Nel 2012, a causa di infiltrazioni, si rendeva necessario un nuovo intervento di restauro con la direzione tecnico-artistica dell’Arch. Barbara Zilocchi in collaborazione con l’Arch. Paola Madoni della Soprintendenza ai Beni Architettonici e della d.ssa Mariangela Giusto della Soprintendenza ai Beni Artistici della Provincia di Parma, che ha ripristinato l’originaria copertura in piombo e, eliminate muffe e infiltrazioni, ha permesso il recupero delle pitture originarie ad affresco, nascoste da più tarde ridipinture a tempera. L’intervento ha permesso di riportare al primitivo stato un luogo caro ai musicisti e agli appassionati, meta regolare di visitatori provenienti da tutto il mondo e delle periodiche rievocazioni musicali “note della memoria” promosse da Ade, a ricordarci che la musica e l’arte non hanno confini né barriere.
 
LA VITA
Nato a Genova il 27 ottobre 1782, Niccolò Paganini (1782-1840) dopo aver appreso dal padre, sul mandolino, le prime nozioni di musica, dall’età di 10 anni inizia lo studio del violino con maestri di scarso valore.
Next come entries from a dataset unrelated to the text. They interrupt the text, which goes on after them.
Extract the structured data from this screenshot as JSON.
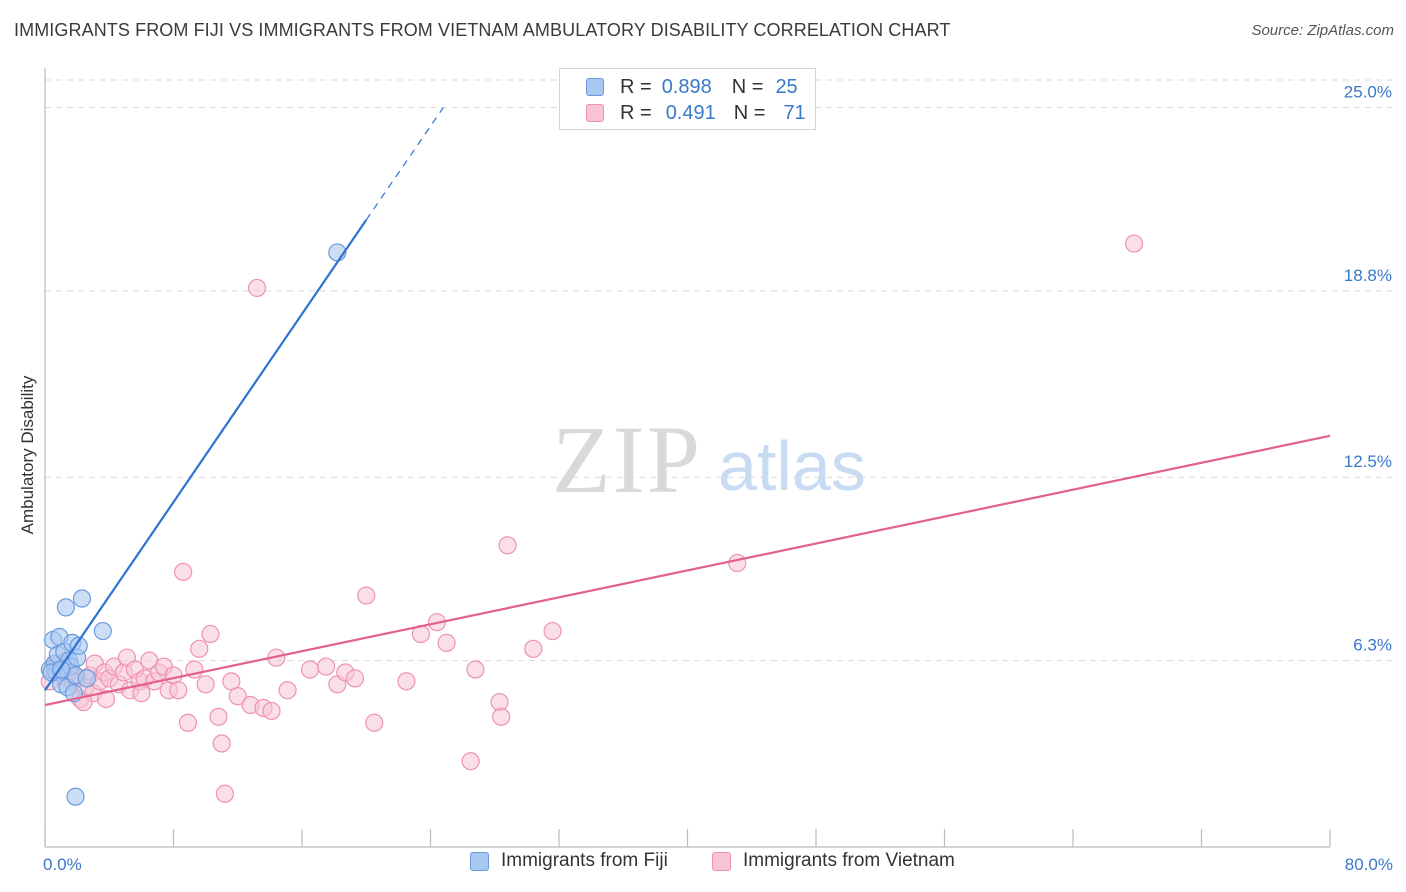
{
  "title": "IMMIGRANTS FROM FIJI VS IMMIGRANTS FROM VIETNAM AMBULATORY DISABILITY CORRELATION CHART",
  "source": "Source: ZipAtlas.com",
  "watermark": {
    "zip": "ZIP",
    "atlas": "atlas"
  },
  "legend_top": {
    "rows": [
      {
        "r_label": "R =",
        "r_value": "0.898",
        "n_label": "N =",
        "n_value": "25"
      },
      {
        "r_label": "R =",
        "r_value": "0.491",
        "n_label": "N =",
        "n_value": "71"
      }
    ]
  },
  "legend_bottom": [
    "Immigrants from Fiji",
    "Immigrants from Vietnam"
  ],
  "colors": {
    "fiji_fill": "#a9c8f0",
    "fiji_stroke": "#6a9be0",
    "fiji_line": "#2f72d0",
    "vietnam_fill": "#f8c4d4",
    "vietnam_stroke": "#ee93b0",
    "vietnam_line": "#e2608e",
    "tick_label": "#3a78c9",
    "grid": "#d9d9d9"
  },
  "chart_data": {
    "type": "scatter",
    "title": "IMMIGRANTS FROM FIJI VS IMMIGRANTS FROM VIETNAM AMBULATORY DISABILITY CORRELATION CHART",
    "xlabel": "",
    "ylabel": "Ambulatory Disability",
    "xlim": [
      0,
      80
    ],
    "ylim": [
      0,
      26.2
    ],
    "x_tick_labels": [
      {
        "value": 0,
        "label": "0.0%"
      },
      {
        "value": 80,
        "label": "80.0%"
      }
    ],
    "y_ticks": [
      {
        "value": 6.3,
        "label": "6.3%"
      },
      {
        "value": 12.5,
        "label": "12.5%"
      },
      {
        "value": 18.8,
        "label": "18.8%"
      },
      {
        "value": 25.0,
        "label": "25.0%"
      }
    ],
    "grid": "horizontal dashed",
    "legend_position": "top-center",
    "series": [
      {
        "name": "Immigrants from Fiji",
        "R": 0.898,
        "N": 25,
        "trend": {
          "x1": 0.0,
          "y1": 5.3,
          "x2": 20.0,
          "y2": 21.2,
          "dashed_to_x": 24.8,
          "dashed_to_y": 25.0
        },
        "points": [
          [
            0.3,
            6.0
          ],
          [
            0.5,
            7.0
          ],
          [
            0.6,
            6.2
          ],
          [
            0.7,
            5.9
          ],
          [
            0.8,
            6.5
          ],
          [
            0.9,
            7.1
          ],
          [
            1.0,
            5.5
          ],
          [
            1.1,
            6.0
          ],
          [
            1.2,
            6.6
          ],
          [
            1.3,
            8.1
          ],
          [
            1.4,
            5.4
          ],
          [
            1.5,
            6.3
          ],
          [
            1.6,
            6.1
          ],
          [
            1.7,
            6.9
          ],
          [
            1.8,
            5.2
          ],
          [
            1.9,
            5.8
          ],
          [
            2.0,
            6.4
          ],
          [
            2.1,
            6.8
          ],
          [
            2.3,
            8.4
          ],
          [
            2.6,
            5.7
          ],
          [
            3.6,
            7.3
          ],
          [
            0.4,
            5.9
          ],
          [
            1.0,
            6.0
          ],
          [
            1.9,
            1.7
          ],
          [
            18.2,
            20.1
          ]
        ]
      },
      {
        "name": "Immigrants from Vietnam",
        "R": 0.491,
        "N": 71,
        "trend": {
          "x1": 0.0,
          "y1": 4.8,
          "x2": 80.0,
          "y2": 13.9
        },
        "points": [
          [
            0.5,
            6.1
          ],
          [
            1.0,
            5.8
          ],
          [
            1.3,
            6.3
          ],
          [
            1.7,
            5.6
          ],
          [
            2.0,
            5.7
          ],
          [
            2.2,
            5.0
          ],
          [
            2.5,
            5.4
          ],
          [
            2.8,
            5.8
          ],
          [
            3.0,
            5.2
          ],
          [
            3.1,
            6.2
          ],
          [
            3.4,
            5.6
          ],
          [
            3.7,
            5.9
          ],
          [
            4.0,
            5.7
          ],
          [
            4.3,
            6.1
          ],
          [
            4.6,
            5.5
          ],
          [
            4.9,
            5.9
          ],
          [
            5.1,
            6.4
          ],
          [
            5.3,
            5.3
          ],
          [
            5.6,
            6.0
          ],
          [
            5.9,
            5.6
          ],
          [
            6.2,
            5.7
          ],
          [
            6.5,
            6.3
          ],
          [
            6.8,
            5.6
          ],
          [
            7.1,
            5.9
          ],
          [
            7.4,
            6.1
          ],
          [
            7.7,
            5.3
          ],
          [
            8.0,
            5.8
          ],
          [
            8.3,
            5.3
          ],
          [
            8.6,
            9.3
          ],
          [
            8.9,
            4.2
          ],
          [
            9.3,
            6.0
          ],
          [
            9.6,
            6.7
          ],
          [
            10.0,
            5.5
          ],
          [
            10.3,
            7.2
          ],
          [
            10.8,
            4.4
          ],
          [
            11.0,
            3.5
          ],
          [
            11.2,
            1.8
          ],
          [
            11.6,
            5.6
          ],
          [
            12.0,
            5.1
          ],
          [
            12.8,
            4.8
          ],
          [
            13.2,
            18.9
          ],
          [
            13.6,
            4.7
          ],
          [
            14.1,
            4.6
          ],
          [
            14.4,
            6.4
          ],
          [
            15.1,
            5.3
          ],
          [
            16.5,
            6.0
          ],
          [
            17.5,
            6.1
          ],
          [
            18.2,
            5.5
          ],
          [
            18.7,
            5.9
          ],
          [
            19.3,
            5.7
          ],
          [
            20.0,
            8.5
          ],
          [
            20.5,
            4.2
          ],
          [
            22.5,
            5.6
          ],
          [
            23.4,
            7.2
          ],
          [
            24.4,
            7.6
          ],
          [
            25.0,
            6.9
          ],
          [
            26.5,
            2.9
          ],
          [
            26.8,
            6.0
          ],
          [
            28.3,
            4.9
          ],
          [
            28.4,
            4.4
          ],
          [
            28.8,
            10.2
          ],
          [
            30.4,
            6.7
          ],
          [
            31.6,
            7.3
          ],
          [
            43.1,
            9.6
          ],
          [
            67.8,
            20.4
          ],
          [
            0.3,
            5.6
          ],
          [
            0.8,
            6.2
          ],
          [
            1.5,
            5.9
          ],
          [
            2.4,
            4.9
          ],
          [
            3.8,
            5.0
          ],
          [
            6.0,
            5.2
          ]
        ]
      }
    ]
  }
}
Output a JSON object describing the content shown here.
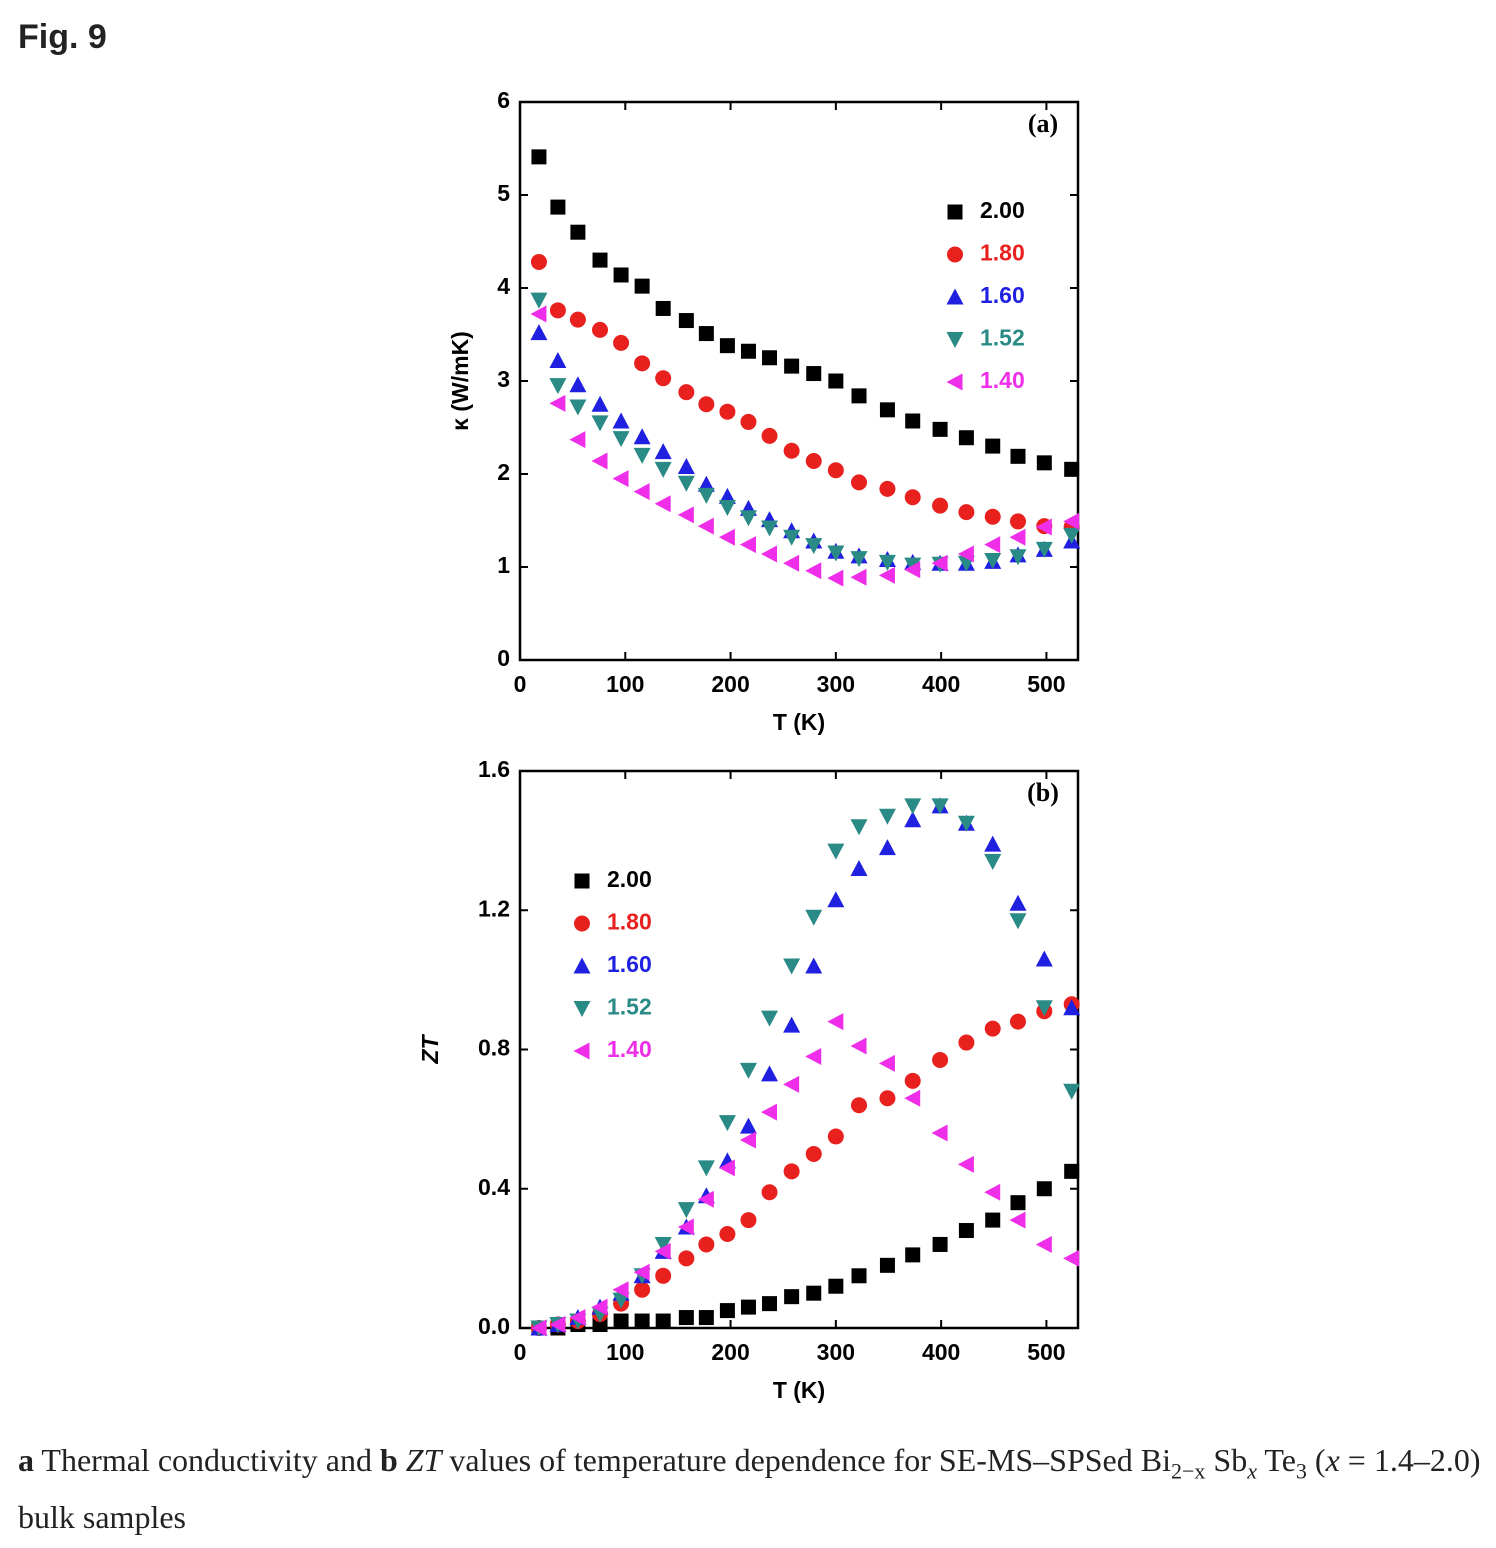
{
  "figure_label": "Fig. 9",
  "caption": [
    "a",
    " Thermal conductivity and ",
    "b",
    " ",
    "ZT",
    " values of temperature dependence for SE-MS–SPSed Bi",
    "2−x",
    " Sb",
    "x",
    " Te",
    "3",
    " (",
    "x",
    " = 1.4–2.0) bulk samples"
  ],
  "chart_data": [
    {
      "type": "scatter",
      "panel_label": "(a)",
      "xlabel": "T (K)",
      "ylabel": "κ (W/mK)",
      "xlim": [
        0,
        530
      ],
      "ylim": [
        0,
        6
      ],
      "xticks": [
        0,
        100,
        200,
        300,
        400,
        500
      ],
      "yticks": [
        0,
        1,
        2,
        3,
        4,
        5,
        6
      ],
      "legend_loc": "upper right",
      "x": [
        18,
        36,
        55,
        76,
        96,
        116,
        136,
        158,
        177,
        197,
        217,
        237,
        258,
        279,
        300,
        322,
        349,
        373,
        399,
        424,
        449,
        473,
        498,
        524
      ],
      "series": [
        {
          "name": "2.00",
          "color": "#000000",
          "marker": "square",
          "values": [
            5.41,
            4.87,
            4.6,
            4.3,
            4.14,
            4.02,
            3.78,
            3.65,
            3.51,
            3.38,
            3.32,
            3.25,
            3.16,
            3.08,
            3.0,
            2.84,
            2.69,
            2.57,
            2.48,
            2.39,
            2.3,
            2.19,
            2.12,
            2.05
          ]
        },
        {
          "name": "1.80",
          "color": "#e8211f",
          "marker": "circle",
          "values": [
            4.28,
            3.76,
            3.66,
            3.55,
            3.41,
            3.19,
            3.03,
            2.88,
            2.75,
            2.67,
            2.56,
            2.41,
            2.25,
            2.14,
            2.04,
            1.91,
            1.84,
            1.75,
            1.66,
            1.59,
            1.54,
            1.49,
            1.44,
            1.43
          ]
        },
        {
          "name": "1.60",
          "color": "#2020e0",
          "marker": "triangle-up",
          "values": [
            3.52,
            3.22,
            2.96,
            2.75,
            2.57,
            2.4,
            2.24,
            2.08,
            1.89,
            1.76,
            1.63,
            1.51,
            1.39,
            1.28,
            1.17,
            1.12,
            1.08,
            1.05,
            1.04,
            1.04,
            1.06,
            1.13,
            1.19,
            1.28
          ]
        },
        {
          "name": "1.52",
          "color": "#2a8a85",
          "marker": "triangle-down",
          "values": [
            3.87,
            2.95,
            2.72,
            2.55,
            2.38,
            2.2,
            2.05,
            1.9,
            1.77,
            1.64,
            1.53,
            1.42,
            1.32,
            1.23,
            1.15,
            1.09,
            1.05,
            1.02,
            1.03,
            1.04,
            1.07,
            1.11,
            1.19,
            1.34
          ]
        },
        {
          "name": "1.40",
          "color": "#ee2ee8",
          "marker": "triangle-left",
          "values": [
            3.72,
            2.76,
            2.37,
            2.14,
            1.95,
            1.81,
            1.68,
            1.56,
            1.44,
            1.32,
            1.24,
            1.14,
            1.04,
            0.96,
            0.88,
            0.89,
            0.91,
            0.97,
            1.04,
            1.14,
            1.24,
            1.32,
            1.43,
            1.49
          ]
        }
      ]
    },
    {
      "type": "scatter",
      "panel_label": "(b)",
      "xlabel": "T (K)",
      "ylabel": "ZT",
      "xlim": [
        0,
        530
      ],
      "ylim": [
        0,
        1.6
      ],
      "xticks": [
        0,
        100,
        200,
        300,
        400,
        500
      ],
      "yticks": [
        {
          "value": 0,
          "label": "0.0"
        },
        0.4,
        0.8,
        1.2,
        1.6
      ],
      "legend_loc": "upper left",
      "x": [
        18,
        36,
        55,
        76,
        96,
        116,
        136,
        158,
        177,
        197,
        217,
        237,
        258,
        279,
        300,
        322,
        349,
        373,
        399,
        424,
        449,
        473,
        498,
        524
      ],
      "series": [
        {
          "name": "2.00",
          "color": "#000000",
          "marker": "square",
          "values": [
            0.0,
            0.0,
            0.01,
            0.01,
            0.02,
            0.02,
            0.02,
            0.03,
            0.03,
            0.05,
            0.06,
            0.07,
            0.09,
            0.1,
            0.12,
            0.15,
            0.18,
            0.21,
            0.24,
            0.28,
            0.31,
            0.36,
            0.4,
            0.45
          ]
        },
        {
          "name": "1.80",
          "color": "#e8211f",
          "marker": "circle",
          "values": [
            0.0,
            0.01,
            0.02,
            0.04,
            0.07,
            0.11,
            0.15,
            0.2,
            0.24,
            0.27,
            0.31,
            0.39,
            0.45,
            0.5,
            0.55,
            0.64,
            0.66,
            0.71,
            0.77,
            0.82,
            0.86,
            0.88,
            0.91,
            0.93
          ]
        },
        {
          "name": "1.60",
          "color": "#2020e0",
          "marker": "triangle-up",
          "values": [
            0.0,
            0.01,
            0.03,
            0.06,
            0.1,
            0.15,
            0.22,
            0.29,
            0.38,
            0.48,
            0.58,
            0.73,
            0.87,
            1.04,
            1.23,
            1.32,
            1.38,
            1.46,
            1.5,
            1.45,
            1.39,
            1.22,
            1.06,
            0.92
          ]
        },
        {
          "name": "1.52",
          "color": "#2a8a85",
          "marker": "triangle-down",
          "values": [
            0.0,
            0.01,
            0.02,
            0.04,
            0.08,
            0.15,
            0.24,
            0.34,
            0.46,
            0.59,
            0.74,
            0.89,
            1.04,
            1.18,
            1.37,
            1.44,
            1.47,
            1.5,
            1.5,
            1.45,
            1.34,
            1.17,
            0.92,
            0.68
          ]
        },
        {
          "name": "1.40",
          "color": "#ee2ee8",
          "marker": "triangle-left",
          "values": [
            0.0,
            0.01,
            0.03,
            0.06,
            0.11,
            0.16,
            0.22,
            0.29,
            0.37,
            0.46,
            0.54,
            0.62,
            0.7,
            0.78,
            0.88,
            0.81,
            0.76,
            0.66,
            0.56,
            0.47,
            0.39,
            0.31,
            0.24,
            0.2
          ]
        }
      ]
    }
  ]
}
Dopo un primo soggiorno a Parma (1795.1797), dove studia violino con Alessandro Rolla (1782-1831) e contrappunto, perfezionandosi in composizione con i maestri parmigiani Gaspare Giretti e Ferdinando Paër (1771-1839) e componendo 24 “fughe”, intraprende col padre il primo giro di concerti in Lombardia, dove si dà ad una vita sfrenata, contraendo debiti di gioco.
Dal 1801 al 1804 si ritira in Toscana. A Lucca la principessa Elisa Baciocchi, con la quale ha una relazione, lo nomina primo violino e direttore dell’orchestra di Corte. Dal 1808 si dedica con intensità a concerti nelle principali sale d’Europa. Il fascino della sua personalità e la prodigiosa abilità gli valgono ovunque successi strepitosi, suscitando un vero e proprio fanatismo intorno alla sua persona. Legatosi tra il 1815 ed il 1828 alla cantante e danzatrice Antonia Bianchi, che gli darà il figlio Achille, proseguirà la sua frenetica attività a Vienna, Parigi (1831), Londra (1832). Nel 1832 ricevette il titolo di barone (in verità falso) e acquistò a Gaione, nei pressi di Parma una villa con tenuta, che ancor oggi porta il suo nome, per curare la pubblicazione delle sue opere. Nel 1835 acquistava in città pure Palazzo Linati. Dopo alcuni concerti a Parma e a Piacenza venne insignito dalla duchessa Maria Luigia dell’Ordine Costantiniano e ricevette l’incarico di predisporre un progetto per il riordino dell’Orchestra Ducale. Avendo incontrato resistenze all’attuazione del suo programma perché giudicato troppo oneroso per le casse del Ducato, e gravemente malato di tisi, abbandonò Parma. Recatosi a Marsiglia, a Genova e a Nizza dove sperava, col clima, di migliorare il proprio stato di salute, vi morirà il 27 maggio 1840.